Aerial Semantic Segmentation Drone Dataset
This dataset includes high-resolution images with pixel-accurate annotations across 22 classes, captured from varying altitudes and perspectives. It serves as a benchmark to evaluate the model’s robustness and adaptability.
Imbalance Handling Techniques
To address class imbalance, the study employed two techniques:
-
Class Decomposition and Ensemble Learning: The dataset was partitioned into smaller, more homogeneous groups based on defect characteristics. Models were trained on these groups and their predictions combined using ensemble learning techniques.
-
Data Augmentation: Techniques like horizontal flip, Gaussian blur, color jittering, shearing, rotation, random noise, and random crop were applied to increase dataset diversity and ensure fair representation of defect classes.
Results and Analysis
Comparison with Baseline Architectures
The E-FPN was compared with state-of-the-art models, including U-Net, CBAM U-Net, ASCU-Net, and Swin Transformer. The E-FPN demonstrated superior performance, achieving an average IoU improvement of 13.8% on the culvert-sewer defects dataset and 27.3% on the aerial drone dataset.

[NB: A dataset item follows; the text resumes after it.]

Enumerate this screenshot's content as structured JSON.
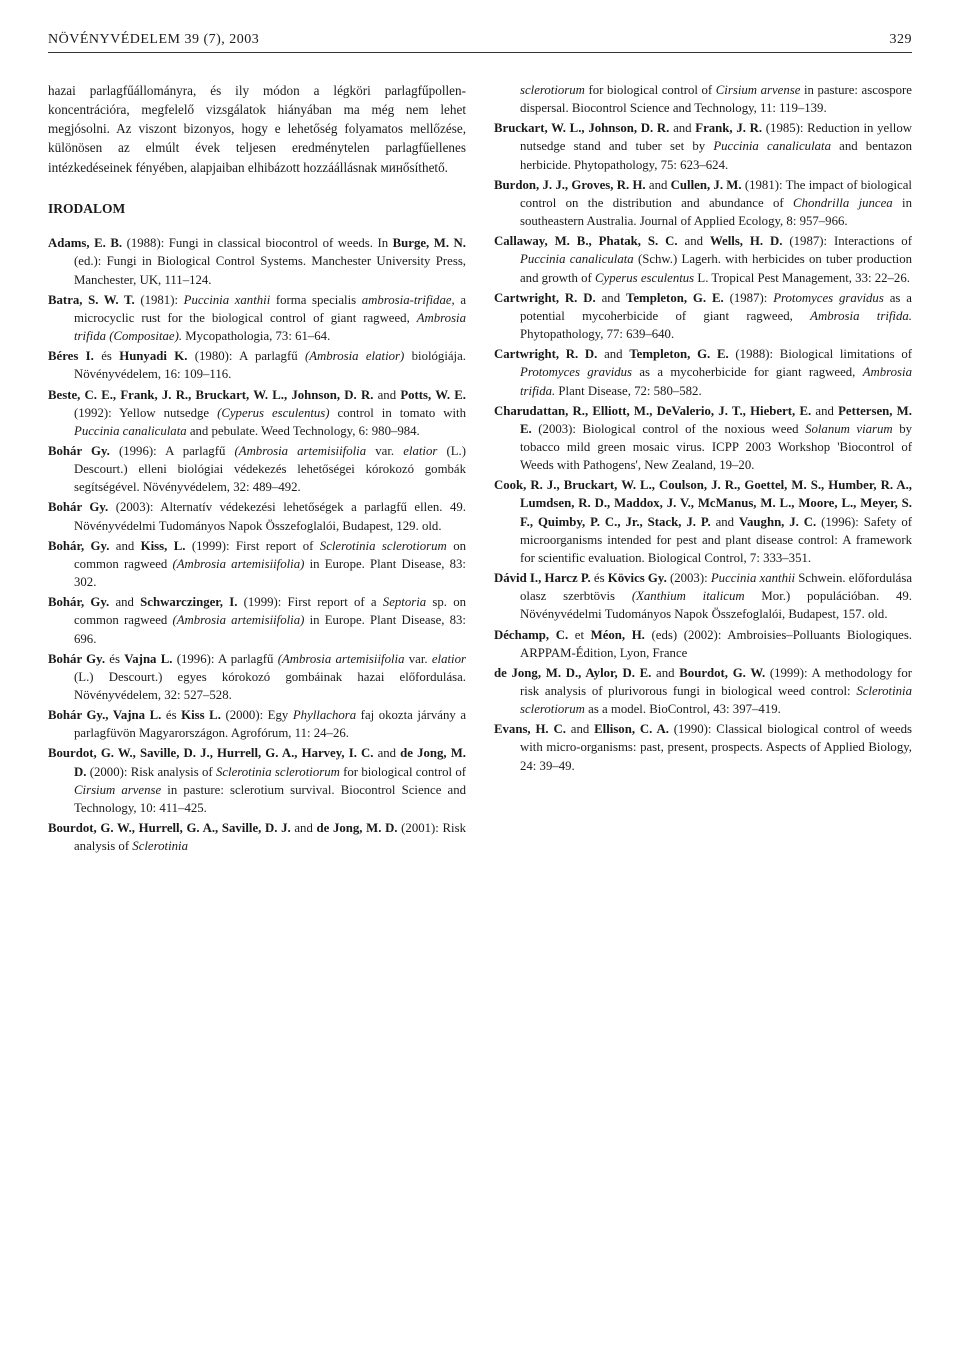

Impact of Data Imbalance Mitigation Techniques
The combined use of class decomposition and data augmentation led to significant improvements in model performance. The E-FPN achieved a 6.97% enhancement in IoU, demonstrating the effectiveness of these techniques in addressing class imbalance.
Ablation Study
The ablation study highlighted the impact of individual architectural components on E-FPN’s performance. Enhancements like SE blocks and Inception blocks with residual connections contributed to noticeable performance gains, while factorized versions and additional layers did not provide expected benefits.
Overall Conclusion
The E-FPN presents a robust solution for semantic segmentation in imbalanced culvert-sewer datasets. It incorporates architectural innovations and data balancing strategies to enhance performance and computational efficiency. The model’s superior performance on diverse datasets underscores its potential for real-world applications in infrastructure inspection. Future research will focus on integrating temporal information, exploring unsupervised pre-training, and developing adaptive techniques for resource-constrained environments.